Really? Was it a flawed paper? Or did the reviewer believe it was a closed question, the Iris hypothesis being a theoretical impossibility? (I have a question to you on this re Spencer that I’m very curious about.)
I am distrustful of climate-science academia, not only the official channels of peer review. This is all a repeat of what has happened in economics where certain schools of thought were walled out for decades by a heavy-handed, close-minded academic/journal establishment (another story, but things are better now). When I see what has happened to Peter Ridd at James Cook University and the you-eat-your-own travels of Cliff Mass at the University of Washington. So much for intellectual diversity and the pursuit of truth—don’t expect conservatives and libertarians who might be ‘skeptics’ of climate alarm to go into climatology.

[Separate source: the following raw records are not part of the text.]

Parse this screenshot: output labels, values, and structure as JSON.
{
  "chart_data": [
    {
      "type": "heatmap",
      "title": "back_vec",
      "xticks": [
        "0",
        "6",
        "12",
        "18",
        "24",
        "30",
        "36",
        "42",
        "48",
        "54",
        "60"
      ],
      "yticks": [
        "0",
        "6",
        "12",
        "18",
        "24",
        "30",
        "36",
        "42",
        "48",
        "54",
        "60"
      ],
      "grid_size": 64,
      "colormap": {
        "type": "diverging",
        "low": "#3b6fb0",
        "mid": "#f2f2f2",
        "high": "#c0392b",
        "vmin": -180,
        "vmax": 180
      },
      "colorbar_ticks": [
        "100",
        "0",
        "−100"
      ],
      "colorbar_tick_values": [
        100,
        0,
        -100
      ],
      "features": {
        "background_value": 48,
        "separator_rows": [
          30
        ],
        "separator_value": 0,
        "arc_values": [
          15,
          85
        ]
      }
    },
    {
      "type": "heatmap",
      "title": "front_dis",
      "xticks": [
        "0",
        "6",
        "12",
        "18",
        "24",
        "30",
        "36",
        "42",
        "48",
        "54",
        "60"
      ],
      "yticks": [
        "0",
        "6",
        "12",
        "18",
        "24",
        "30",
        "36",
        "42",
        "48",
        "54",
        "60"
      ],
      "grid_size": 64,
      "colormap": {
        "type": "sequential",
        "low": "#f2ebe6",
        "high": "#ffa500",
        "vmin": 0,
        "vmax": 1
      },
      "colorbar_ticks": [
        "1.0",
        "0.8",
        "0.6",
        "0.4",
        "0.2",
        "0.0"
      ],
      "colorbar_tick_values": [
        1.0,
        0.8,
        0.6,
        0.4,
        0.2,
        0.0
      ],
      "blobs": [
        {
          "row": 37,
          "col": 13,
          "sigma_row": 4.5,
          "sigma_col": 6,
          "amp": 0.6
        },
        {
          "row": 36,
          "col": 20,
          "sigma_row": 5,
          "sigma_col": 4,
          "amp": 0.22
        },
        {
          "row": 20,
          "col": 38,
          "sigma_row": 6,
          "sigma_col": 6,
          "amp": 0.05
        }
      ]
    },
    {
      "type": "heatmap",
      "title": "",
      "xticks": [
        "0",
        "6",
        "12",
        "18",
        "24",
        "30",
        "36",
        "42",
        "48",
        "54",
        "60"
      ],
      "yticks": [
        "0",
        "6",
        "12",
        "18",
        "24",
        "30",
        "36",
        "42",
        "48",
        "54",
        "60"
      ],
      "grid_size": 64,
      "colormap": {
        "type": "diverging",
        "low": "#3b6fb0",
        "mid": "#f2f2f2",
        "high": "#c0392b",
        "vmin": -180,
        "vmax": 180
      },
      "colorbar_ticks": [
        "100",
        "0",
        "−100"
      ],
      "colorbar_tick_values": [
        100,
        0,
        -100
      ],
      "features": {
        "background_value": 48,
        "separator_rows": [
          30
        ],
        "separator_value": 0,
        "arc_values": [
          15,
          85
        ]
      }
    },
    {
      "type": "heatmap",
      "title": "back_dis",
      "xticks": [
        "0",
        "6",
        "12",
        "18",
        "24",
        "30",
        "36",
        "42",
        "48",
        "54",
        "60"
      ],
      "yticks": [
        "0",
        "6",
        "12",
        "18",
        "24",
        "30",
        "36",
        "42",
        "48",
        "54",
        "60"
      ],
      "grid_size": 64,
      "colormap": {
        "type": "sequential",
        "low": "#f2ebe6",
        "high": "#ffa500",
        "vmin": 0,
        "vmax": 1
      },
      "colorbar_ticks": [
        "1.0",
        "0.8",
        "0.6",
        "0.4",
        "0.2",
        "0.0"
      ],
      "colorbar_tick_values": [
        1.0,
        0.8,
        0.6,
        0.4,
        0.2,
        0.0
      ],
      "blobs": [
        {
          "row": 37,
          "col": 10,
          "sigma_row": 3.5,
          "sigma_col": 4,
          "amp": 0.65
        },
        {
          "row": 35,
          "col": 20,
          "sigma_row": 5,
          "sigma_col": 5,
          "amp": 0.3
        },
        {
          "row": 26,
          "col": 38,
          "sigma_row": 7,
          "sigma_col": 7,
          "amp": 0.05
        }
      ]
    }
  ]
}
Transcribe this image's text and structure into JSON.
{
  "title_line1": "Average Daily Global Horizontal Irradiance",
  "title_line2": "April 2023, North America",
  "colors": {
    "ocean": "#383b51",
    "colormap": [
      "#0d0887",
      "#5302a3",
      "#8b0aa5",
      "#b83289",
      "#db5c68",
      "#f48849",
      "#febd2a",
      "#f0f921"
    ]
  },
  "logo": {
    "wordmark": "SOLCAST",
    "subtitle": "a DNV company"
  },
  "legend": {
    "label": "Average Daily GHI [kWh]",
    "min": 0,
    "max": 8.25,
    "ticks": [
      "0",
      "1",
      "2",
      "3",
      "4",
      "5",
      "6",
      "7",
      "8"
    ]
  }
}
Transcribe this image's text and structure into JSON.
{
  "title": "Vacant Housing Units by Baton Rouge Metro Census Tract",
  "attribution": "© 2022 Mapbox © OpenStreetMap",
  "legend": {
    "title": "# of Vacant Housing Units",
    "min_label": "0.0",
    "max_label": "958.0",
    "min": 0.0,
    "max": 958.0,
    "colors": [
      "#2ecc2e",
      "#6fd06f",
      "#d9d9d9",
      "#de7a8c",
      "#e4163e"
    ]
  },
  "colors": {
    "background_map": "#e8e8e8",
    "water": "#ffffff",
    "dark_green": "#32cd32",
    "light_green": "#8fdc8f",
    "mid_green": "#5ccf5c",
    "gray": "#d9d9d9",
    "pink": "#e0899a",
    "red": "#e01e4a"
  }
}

So I stand by the gist of my post—and Curry’s final point in that post. We need live debates between scientists because the science in not settled and we have not “moved on” from the science to public policy. (Congressional hearings are good, but more back-and-forth free of political positioning are better.)
Climate policy begins with the physical science, and if we do not know whether the climate sensitively is really 1C or 2C or 3C or whether aggregate weather is getting “worse” (and how much worse) relative to the obvious benefits of higher CO2 concentrations and the cost of forced energy transformation, we are still in the debate stage.
On the point that you debate the science in the peer-reviewed literature, that seems to be indirect and peculiar. You debate science on Twitter and at RealClimate (as does Gavin)—all very helpful. You believe you are doing so in your Modern Climate Science editions, but I fault you for being way too dismissive of important issues in a series of posts at MasterResource. But in the formal peer-reviewed literature? That is not exactly a ‘debate’ forum where you publish in specific technical areas, although it is the foundation for the shorter, less formal argumentation. I think I can be forgiven for not taking this part of your argument very seriously when “debate” has the different connotation to most as back-and-forth discussion with an opponent.
Dessler Reply: “If you prominently post this on your blog, then I’ll consider this matter closed. For the record, I have no problem with people disagreeing with me, as long as they represent my position accurately. And if you have to misquote me to make my position look unreasonable, then perhaps what I’m saying is not so unreasonable after all.”